Publicado 16/02/2025 17:08

Netanyahu diz que 150.000 palestinos deixaram a Faixa de Gaza em dois anos

Primeiro-ministro israelense Benjamin Netanyahu
OFICINA DEL PRIMER MINISTRO DE ISRAEL

Ele enfatiza que o regime sírio caiu porque Israel eliminou o Hezbollah e impediu o Irã de enviar ajuda militar.

MADRID, 16 fev. (EUROPA PRESS) -

O primeiro-ministro israelense, Benjamin Netanyahu, enfatizou no domingo que cerca de 150 mil habitantes de Gaza - de um total de mais de dois milhões - deixaram a Faixa de Gaza nos últimos dois anos e disse que a saída da população, como proposto pelo presidente dos EUA, Donald Trump, é a solução para o conflito.

"Todo mundo diz que era a maior prisão a céu aberto do mundo por nossa causa. (Mas) nós os deixamos sair. Na verdade, se querem saber, nos últimos dois anos 150 mil habitantes de Gaza saíram", explicou Netanyahu durante um discurso para a Organização de Presidentes de Organizações Judaicas nos Estados Unidos, no Hotel Inbal, em Jerusalém, segundo a imprensa israelense.

Netanyahu enfatizou que essas partidas se devem a subornos, "não por nossa causa". "Os ricos conseguiram sair. Mas se as pessoas quiserem sair, elas têm que ter a opção", argumentou.

O líder israelense explicou que "não seria uma evacuação forçada ou uma limpeza étnica". "As pessoas estão deixando as zonas de guerra. Estamos tentando fazer com que a população saia, para não ser prejudicada. O Hamas, com suas armas, com tiroteios, está tentando impedi-los de sair, então intervimos para que eles possam se livrar do perigo, mas se as pessoas quiserem sair, se quiserem emigrar, a escolha é delas e acho que o plano do presidente Trump é a ideia certa. É o plano certo para Gaza", disse ele.

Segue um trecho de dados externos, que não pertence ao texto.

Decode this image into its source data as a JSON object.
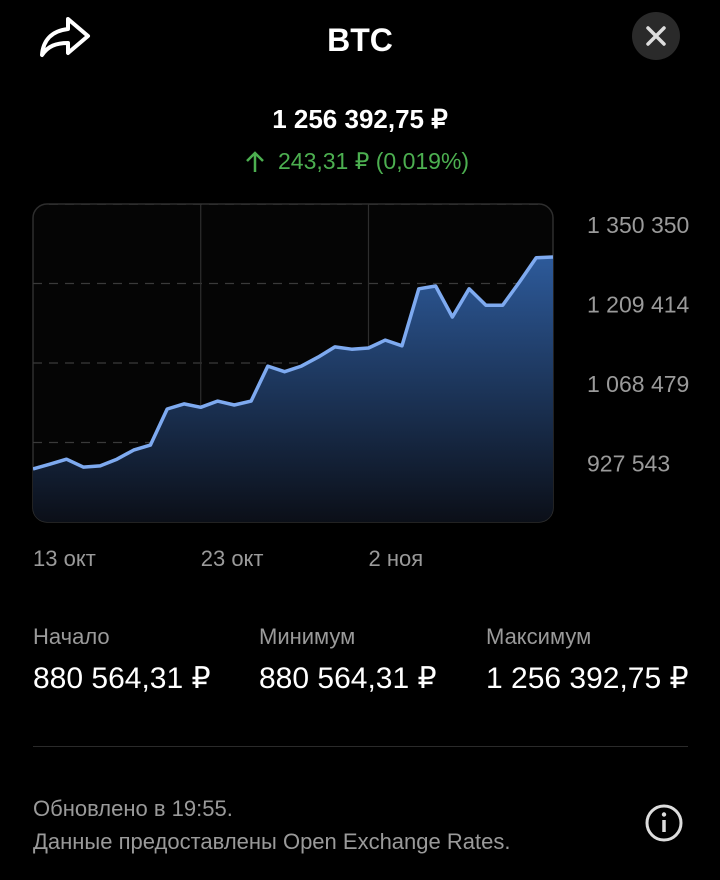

Netanyahu destacou o trabalho de Israel após o ataque de 7 de outubro de 2023. "Parecia que Israel estava nas cordas, que não iríamos nos recuperar. O plano para destruir Israel, cercá-lo, estrangulá-lo e matá-lo estava avançando, mas em um ano e alguns meses, com a coragem de nossos soldados, a firmeza de nosso povo e as decisões que tomamos, a situação mudou", disse ele.

Assim, "destruímos uma grande parte do Hamas". "Ainda não terminamos o trabalho. Nós o faremos. Israel destruirá a capacidade militar do Hamas", alertou. Ele também destacou os sucessos contra a milícia xiita libanesa Hezbollah: "Eles ficaram surpresos com várias coisas: eliminamos (Hassan) Nasrallah e seus comandantes militares e criamos uma nova realidade".

Na Síria, "o regime de (Bashar) Al Assad entrou em colapso", enfatizou. "Ele não entrou em colapso porque o exército de al-Assad não podia lutar. Ele simplesmente não confiava neles. Ele contava com 15.000 a 20.000 combatentes do Hezbollah que não estavam mais disponíveis (...). Nós os eliminamos. O Irã queria enviar forças para salvá-los. Nós os impedimos", acrescentou.

O líder israelense defendeu os planos para "mudar o Oriente Médio" e dar a Israel perspectivas "inimagináveis desde a criação do Estado de Israel".